In the present study, we did not observe significant changes in VMR and LFO as a function of tDCS condition in any of our groups. Thus, using the electrode placement and the stimulation duration most commonly employed in previous and ongoing studies in stroke patients8-11,16,17, our study neither supported the beneficial effects nor the safety concerns raised by Vernieri et al7. Note that our group of young subjects (YOUNG group) was comparable with the group of young subjects reported by Vernieri7 according to age and sex, with an even larger number of subjects in our study (n=15 vs n=10), and an even longer stimulation duration (20 min, vs. 15 min by Vernieri et al7).
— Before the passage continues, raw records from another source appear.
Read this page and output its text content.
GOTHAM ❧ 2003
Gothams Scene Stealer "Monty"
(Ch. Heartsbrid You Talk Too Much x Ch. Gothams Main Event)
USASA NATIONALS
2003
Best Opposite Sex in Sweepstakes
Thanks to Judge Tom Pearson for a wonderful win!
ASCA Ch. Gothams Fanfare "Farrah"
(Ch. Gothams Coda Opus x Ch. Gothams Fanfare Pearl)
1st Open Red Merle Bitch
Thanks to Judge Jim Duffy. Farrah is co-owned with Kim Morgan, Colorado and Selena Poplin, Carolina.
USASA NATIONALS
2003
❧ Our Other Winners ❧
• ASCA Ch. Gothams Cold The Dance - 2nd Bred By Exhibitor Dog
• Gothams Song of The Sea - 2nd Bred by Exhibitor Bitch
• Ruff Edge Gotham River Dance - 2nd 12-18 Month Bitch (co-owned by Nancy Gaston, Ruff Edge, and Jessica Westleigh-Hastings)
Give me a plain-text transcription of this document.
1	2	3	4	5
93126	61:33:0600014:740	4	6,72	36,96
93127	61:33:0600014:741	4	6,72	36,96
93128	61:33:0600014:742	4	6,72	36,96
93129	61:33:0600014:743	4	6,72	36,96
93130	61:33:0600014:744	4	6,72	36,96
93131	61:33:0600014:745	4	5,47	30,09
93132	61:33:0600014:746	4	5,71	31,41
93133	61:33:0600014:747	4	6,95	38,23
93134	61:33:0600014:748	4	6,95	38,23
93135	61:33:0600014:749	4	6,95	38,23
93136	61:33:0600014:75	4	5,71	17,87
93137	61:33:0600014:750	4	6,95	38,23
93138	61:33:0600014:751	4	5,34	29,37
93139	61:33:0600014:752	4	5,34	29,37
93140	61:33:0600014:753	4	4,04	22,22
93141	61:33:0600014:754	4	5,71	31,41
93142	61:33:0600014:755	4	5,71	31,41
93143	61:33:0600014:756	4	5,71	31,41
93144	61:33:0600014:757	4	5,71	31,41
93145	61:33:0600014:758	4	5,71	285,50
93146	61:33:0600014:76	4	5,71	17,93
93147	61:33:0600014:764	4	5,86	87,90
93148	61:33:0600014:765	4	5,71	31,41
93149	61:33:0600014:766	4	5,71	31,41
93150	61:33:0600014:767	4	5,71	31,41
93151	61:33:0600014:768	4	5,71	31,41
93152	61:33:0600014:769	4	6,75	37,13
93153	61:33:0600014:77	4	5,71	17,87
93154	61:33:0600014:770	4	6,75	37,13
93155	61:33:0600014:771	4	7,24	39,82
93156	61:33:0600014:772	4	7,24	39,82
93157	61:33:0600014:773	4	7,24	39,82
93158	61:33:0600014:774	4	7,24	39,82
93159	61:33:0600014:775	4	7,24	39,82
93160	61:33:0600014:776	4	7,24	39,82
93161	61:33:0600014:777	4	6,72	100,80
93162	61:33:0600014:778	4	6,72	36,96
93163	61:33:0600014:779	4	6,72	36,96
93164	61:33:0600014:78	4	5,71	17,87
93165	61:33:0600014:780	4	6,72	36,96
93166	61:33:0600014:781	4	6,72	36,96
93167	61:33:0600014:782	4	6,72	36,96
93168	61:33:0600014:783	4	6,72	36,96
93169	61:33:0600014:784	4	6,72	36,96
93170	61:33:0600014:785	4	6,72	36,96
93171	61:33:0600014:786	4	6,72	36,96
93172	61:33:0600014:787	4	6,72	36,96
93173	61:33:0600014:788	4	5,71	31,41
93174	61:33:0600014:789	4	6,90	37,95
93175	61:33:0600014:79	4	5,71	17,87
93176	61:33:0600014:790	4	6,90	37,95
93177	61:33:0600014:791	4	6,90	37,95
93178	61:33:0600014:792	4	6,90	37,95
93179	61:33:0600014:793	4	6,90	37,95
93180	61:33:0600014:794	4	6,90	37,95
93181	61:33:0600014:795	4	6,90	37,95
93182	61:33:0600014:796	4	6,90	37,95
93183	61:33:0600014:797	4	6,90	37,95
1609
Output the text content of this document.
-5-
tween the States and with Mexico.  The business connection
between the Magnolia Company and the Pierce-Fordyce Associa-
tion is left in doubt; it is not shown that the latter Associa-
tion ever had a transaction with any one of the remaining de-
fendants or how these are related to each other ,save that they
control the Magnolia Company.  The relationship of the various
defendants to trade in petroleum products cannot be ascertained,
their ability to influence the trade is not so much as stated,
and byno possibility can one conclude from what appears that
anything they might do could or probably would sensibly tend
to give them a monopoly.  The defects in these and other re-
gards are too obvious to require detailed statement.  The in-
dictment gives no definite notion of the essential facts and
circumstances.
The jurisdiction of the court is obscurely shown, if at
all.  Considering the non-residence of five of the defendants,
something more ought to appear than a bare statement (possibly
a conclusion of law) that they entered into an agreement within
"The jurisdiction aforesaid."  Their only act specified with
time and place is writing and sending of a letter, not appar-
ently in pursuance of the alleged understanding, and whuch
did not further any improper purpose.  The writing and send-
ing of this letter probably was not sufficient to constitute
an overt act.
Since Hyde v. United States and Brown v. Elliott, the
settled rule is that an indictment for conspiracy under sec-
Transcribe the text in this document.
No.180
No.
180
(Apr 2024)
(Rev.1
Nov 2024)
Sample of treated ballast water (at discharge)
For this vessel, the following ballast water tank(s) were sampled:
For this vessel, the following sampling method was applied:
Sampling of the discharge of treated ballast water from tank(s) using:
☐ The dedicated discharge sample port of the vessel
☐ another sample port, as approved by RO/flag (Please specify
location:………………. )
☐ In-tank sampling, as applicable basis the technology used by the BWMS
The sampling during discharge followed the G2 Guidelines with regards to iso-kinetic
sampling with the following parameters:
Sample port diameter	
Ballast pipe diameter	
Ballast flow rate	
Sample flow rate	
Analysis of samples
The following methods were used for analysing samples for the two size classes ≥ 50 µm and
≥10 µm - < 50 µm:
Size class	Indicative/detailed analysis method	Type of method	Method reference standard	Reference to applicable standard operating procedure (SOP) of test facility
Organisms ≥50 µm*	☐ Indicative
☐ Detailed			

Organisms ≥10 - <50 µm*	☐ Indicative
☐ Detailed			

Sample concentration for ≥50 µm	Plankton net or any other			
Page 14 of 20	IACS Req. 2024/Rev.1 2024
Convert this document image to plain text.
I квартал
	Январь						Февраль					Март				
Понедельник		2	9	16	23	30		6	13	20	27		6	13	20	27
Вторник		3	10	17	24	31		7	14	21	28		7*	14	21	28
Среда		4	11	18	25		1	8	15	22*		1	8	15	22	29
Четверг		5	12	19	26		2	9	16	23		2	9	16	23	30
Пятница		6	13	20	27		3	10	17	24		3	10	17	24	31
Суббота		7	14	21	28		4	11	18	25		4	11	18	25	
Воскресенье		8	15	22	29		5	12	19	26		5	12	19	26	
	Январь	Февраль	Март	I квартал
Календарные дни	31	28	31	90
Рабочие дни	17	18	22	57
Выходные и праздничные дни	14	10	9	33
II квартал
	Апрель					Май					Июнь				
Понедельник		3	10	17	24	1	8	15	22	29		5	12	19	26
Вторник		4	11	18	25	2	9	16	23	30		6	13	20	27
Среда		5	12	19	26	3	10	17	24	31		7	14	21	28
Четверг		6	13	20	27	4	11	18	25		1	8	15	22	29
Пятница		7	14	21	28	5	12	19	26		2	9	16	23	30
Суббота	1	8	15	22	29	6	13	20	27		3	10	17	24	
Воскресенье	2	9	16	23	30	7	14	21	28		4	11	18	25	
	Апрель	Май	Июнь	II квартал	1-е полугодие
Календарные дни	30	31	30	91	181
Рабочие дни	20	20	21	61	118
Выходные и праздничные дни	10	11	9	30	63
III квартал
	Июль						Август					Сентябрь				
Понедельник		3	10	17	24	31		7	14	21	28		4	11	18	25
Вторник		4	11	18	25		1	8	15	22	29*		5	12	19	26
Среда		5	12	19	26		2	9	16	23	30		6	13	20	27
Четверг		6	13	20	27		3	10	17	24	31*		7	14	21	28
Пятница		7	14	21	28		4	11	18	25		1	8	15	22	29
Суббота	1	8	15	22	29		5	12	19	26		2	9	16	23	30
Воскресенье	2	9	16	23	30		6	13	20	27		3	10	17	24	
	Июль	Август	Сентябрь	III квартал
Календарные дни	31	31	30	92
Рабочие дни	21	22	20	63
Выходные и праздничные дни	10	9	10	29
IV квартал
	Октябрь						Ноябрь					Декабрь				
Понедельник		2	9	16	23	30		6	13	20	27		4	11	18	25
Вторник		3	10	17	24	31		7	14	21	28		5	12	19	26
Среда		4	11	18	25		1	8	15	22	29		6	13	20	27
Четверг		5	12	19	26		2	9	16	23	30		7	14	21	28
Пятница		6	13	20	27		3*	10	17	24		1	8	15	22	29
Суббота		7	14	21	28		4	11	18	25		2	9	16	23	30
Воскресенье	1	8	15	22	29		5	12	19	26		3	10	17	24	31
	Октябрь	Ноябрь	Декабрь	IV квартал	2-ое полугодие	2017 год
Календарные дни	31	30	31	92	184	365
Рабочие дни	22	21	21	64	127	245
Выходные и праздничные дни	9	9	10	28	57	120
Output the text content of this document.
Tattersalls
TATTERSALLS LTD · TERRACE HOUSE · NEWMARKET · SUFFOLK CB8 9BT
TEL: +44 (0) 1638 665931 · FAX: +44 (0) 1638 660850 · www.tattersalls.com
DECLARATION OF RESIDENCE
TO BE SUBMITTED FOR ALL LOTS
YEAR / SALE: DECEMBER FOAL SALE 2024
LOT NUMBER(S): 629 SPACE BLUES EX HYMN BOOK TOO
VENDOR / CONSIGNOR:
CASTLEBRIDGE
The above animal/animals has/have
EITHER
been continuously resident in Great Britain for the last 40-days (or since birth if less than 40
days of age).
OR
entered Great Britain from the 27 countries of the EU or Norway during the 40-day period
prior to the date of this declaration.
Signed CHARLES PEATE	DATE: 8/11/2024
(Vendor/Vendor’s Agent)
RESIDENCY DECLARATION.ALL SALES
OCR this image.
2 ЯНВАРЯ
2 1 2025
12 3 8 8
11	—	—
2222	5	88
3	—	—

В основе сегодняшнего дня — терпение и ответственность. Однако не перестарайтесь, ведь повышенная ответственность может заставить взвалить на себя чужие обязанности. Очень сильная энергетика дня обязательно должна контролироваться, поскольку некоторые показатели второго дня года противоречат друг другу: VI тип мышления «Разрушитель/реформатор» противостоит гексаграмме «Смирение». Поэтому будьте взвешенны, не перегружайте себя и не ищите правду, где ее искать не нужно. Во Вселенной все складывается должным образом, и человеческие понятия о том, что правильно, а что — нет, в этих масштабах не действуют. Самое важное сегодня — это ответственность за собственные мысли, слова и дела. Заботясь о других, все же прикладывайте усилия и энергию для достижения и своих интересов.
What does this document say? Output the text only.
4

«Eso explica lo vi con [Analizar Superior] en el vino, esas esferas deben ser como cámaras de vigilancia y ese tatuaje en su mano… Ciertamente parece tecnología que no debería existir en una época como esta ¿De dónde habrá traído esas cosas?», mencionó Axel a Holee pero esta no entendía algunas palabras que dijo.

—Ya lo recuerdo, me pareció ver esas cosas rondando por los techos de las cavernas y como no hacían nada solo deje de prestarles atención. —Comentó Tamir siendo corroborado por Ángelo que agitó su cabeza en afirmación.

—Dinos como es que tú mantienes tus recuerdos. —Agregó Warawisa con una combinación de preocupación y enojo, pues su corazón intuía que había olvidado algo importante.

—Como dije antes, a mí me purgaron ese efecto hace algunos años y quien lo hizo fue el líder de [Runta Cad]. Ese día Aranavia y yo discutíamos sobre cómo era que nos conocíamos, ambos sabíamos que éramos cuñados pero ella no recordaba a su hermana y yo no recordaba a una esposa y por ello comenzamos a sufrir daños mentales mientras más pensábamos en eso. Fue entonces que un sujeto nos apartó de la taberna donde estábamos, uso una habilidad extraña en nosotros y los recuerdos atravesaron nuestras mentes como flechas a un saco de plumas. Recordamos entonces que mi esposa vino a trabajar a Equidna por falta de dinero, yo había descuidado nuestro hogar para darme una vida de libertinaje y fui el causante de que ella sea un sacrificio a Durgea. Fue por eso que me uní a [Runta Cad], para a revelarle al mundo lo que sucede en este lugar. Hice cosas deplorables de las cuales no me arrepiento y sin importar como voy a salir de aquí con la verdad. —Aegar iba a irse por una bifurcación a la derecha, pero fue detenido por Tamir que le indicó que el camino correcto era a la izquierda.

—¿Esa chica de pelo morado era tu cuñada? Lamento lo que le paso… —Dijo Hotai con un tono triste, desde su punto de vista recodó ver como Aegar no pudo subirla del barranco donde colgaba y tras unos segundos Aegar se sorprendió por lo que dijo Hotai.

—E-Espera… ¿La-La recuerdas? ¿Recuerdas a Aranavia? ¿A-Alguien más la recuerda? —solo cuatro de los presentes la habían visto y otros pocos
Additionally LFO were available during stimulation in the present study, and we did not observe any differences between stimulation conditions for this parameter (Table e-3). In sum, an effect of tDCS on cerebral autoregulation with the cephalic electrode position after 15 min, but not after 20 min, is highly unlikely.